This is certainly the promise and potential of getting online social activity standardised to a protocol shared by just about any online social platform.
Thing is, I'm not convinced the current structures of the fediverse are really equipped to bring about the desired stuctures. And, without knowing enough about the ActivityPub protocol, I can only fear that the issues may run relatively deep.
The fundamental problem that hasn't really been "solved" is that an online space of any sort needs a computer that it is plugged into the internet all the time ... a server. This requirement imposes a centralised type node on what structures can be created. We can see this clearly with the fediverse in the way that instances are so dominant ... so many of your choices as a user are bound up with your choice of instance ... moderation, IRL-people-community (if there are distinct communities on your instance), reliability (how good are the sys admins?) and what kind of platform and therefore social media you use (is it a lemmy instance or a mastodon instance).
Once you realise that IRL-people-communities are rarely fostered on distinct instances (on lemmy there's a bit of this but the whole thing of federating lemmy-communities is really about allowing these to grow across instances ... on mastodon I'd say it's mostly not common) ... and that a lot of the defederation stuff is either fairly obvious moderation stuff or grey-zone stuff that usually divides the affected users ... it becomes apparent I think that the instance as a hard-wired coupling of many aspects of the social media user experience is more of a hurdle than a feature.
Over on BlueSky/ATProto they're doing something that may turn out to be interesting by trying to remove this imposition ... but the solution is still bound by the need to have a centralise-ing always on server ... as they have big giant firehose servers that everything else relies on ... of which only a few a likely to ever exist ... thus creating another imposing structurally centralised reliance.
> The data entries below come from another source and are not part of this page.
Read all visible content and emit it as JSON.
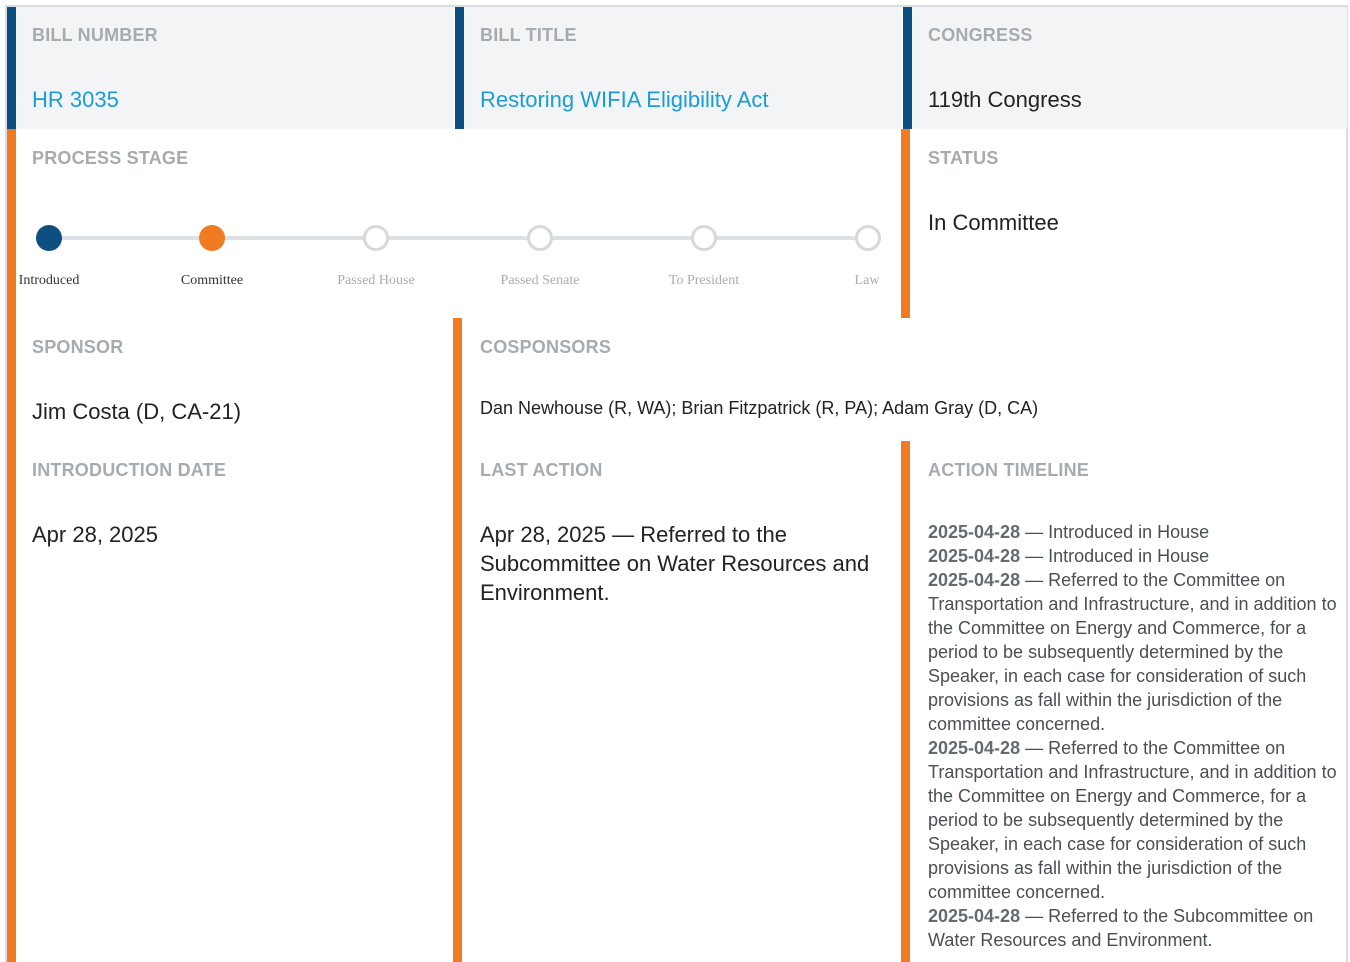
{
  "bill_number": {
    "label": "BILL NUMBER",
    "value": "HR 3035"
  },
  "bill_title": {
    "label": "BILL TITLE",
    "value": "Restoring WIFIA Eligibility Act"
  },
  "congress": {
    "label": "CONGRESS",
    "value": "119th Congress"
  },
  "process_stage": {
    "label": "PROCESS STAGE",
    "stages": [
      "Introduced",
      "Committee",
      "Passed House",
      "Passed Senate",
      "To President",
      "Law"
    ]
  },
  "status": {
    "label": "STATUS",
    "value": "In Committee"
  },
  "sponsor": {
    "label": "SPONSOR",
    "value": "Jim Costa (D, CA-21)"
  },
  "cosponsors": {
    "label": "COSPONSORS",
    "value": "Dan Newhouse (R, WA); Brian Fitzpatrick (R, PA); Adam Gray (D, CA)"
  },
  "introduction_date": {
    "label": "INTRODUCTION DATE",
    "value": "Apr 28, 2025"
  },
  "last_action": {
    "label": "LAST ACTION",
    "value": "Apr 28, 2025 — Referred to the Subcommittee on Water Resources and Environment."
  },
  "action_timeline": {
    "label": "ACTION TIMELINE",
    "entries": [
      {
        "date": "2025-04-28",
        "text": " — Introduced in House"
      },
      {
        "date": "2025-04-28",
        "text": " — Introduced in House"
      },
      {
        "date": "2025-04-28",
        "text": " — Referred to the Committee on Transportation and Infrastructure, and in addition to the Committee on Energy and Commerce, for a period to be subsequently determined by the Speaker, in each case for consideration of such provisions as fall within the jurisdiction of the committee concerned."
      },
      {
        "date": "2025-04-28",
        "text": " — Referred to the Committee on Transportation and Infrastructure, and in addition to the Committee on Energy and Commerce, for a period to be subsequently determined by the Speaker, in each case for consideration of such provisions as fall within the jurisdiction of the committee concerned."
      },
      {
        "date": "2025-04-28",
        "text": " — Referred to the Subcommittee on Water Resources and Environment."
      }
    ]
  },
  "colors": {
    "blue": "#0e4f82",
    "orange": "#f07b22",
    "link": "#1a9cd8"
  }
}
They're hoping that all of the flexibility will come from all of the things that depend on the firehose, but still it could turn out to be an issue.
Broadly speaking, the ability of the user's choices to organically grow and connect the open social space that the article talks about is still very restricted IMO. And there is probably a fair way to go technologically before the foundations are even there.
I've seen it mentioned by a few people, and I've thought it myself ... that the fediverse as we know it is mostly a prototype and the promise we're all after will most likely come only once we've moved on to something new. If this is true ... we're in an awkward position right now where there are a lot of people who believe in these "promises" and that they can be realised on the fediverse as well as a lot of people who have built stuff on the fediverse, have stakes in its success and are really advocating that this is "the solution" to the point of resisting calls for doing better and new things. Sadly, this sounds like the recipe for some bitterness and failures to occur which, IMO, runs the risk of deflating and removing the momentum behind the broader mission of realising what the article speaks about.
Part of the problem here is that the big-social mega-corp monopolisation of social media was so bad and so long lasting that we've atrophied the muscles of social organisation. Collectively and behaviourally, we don't really know how to do this or how to talk and think about it (personally I think the conversation around Threads and whether to de-fed shows signs of this).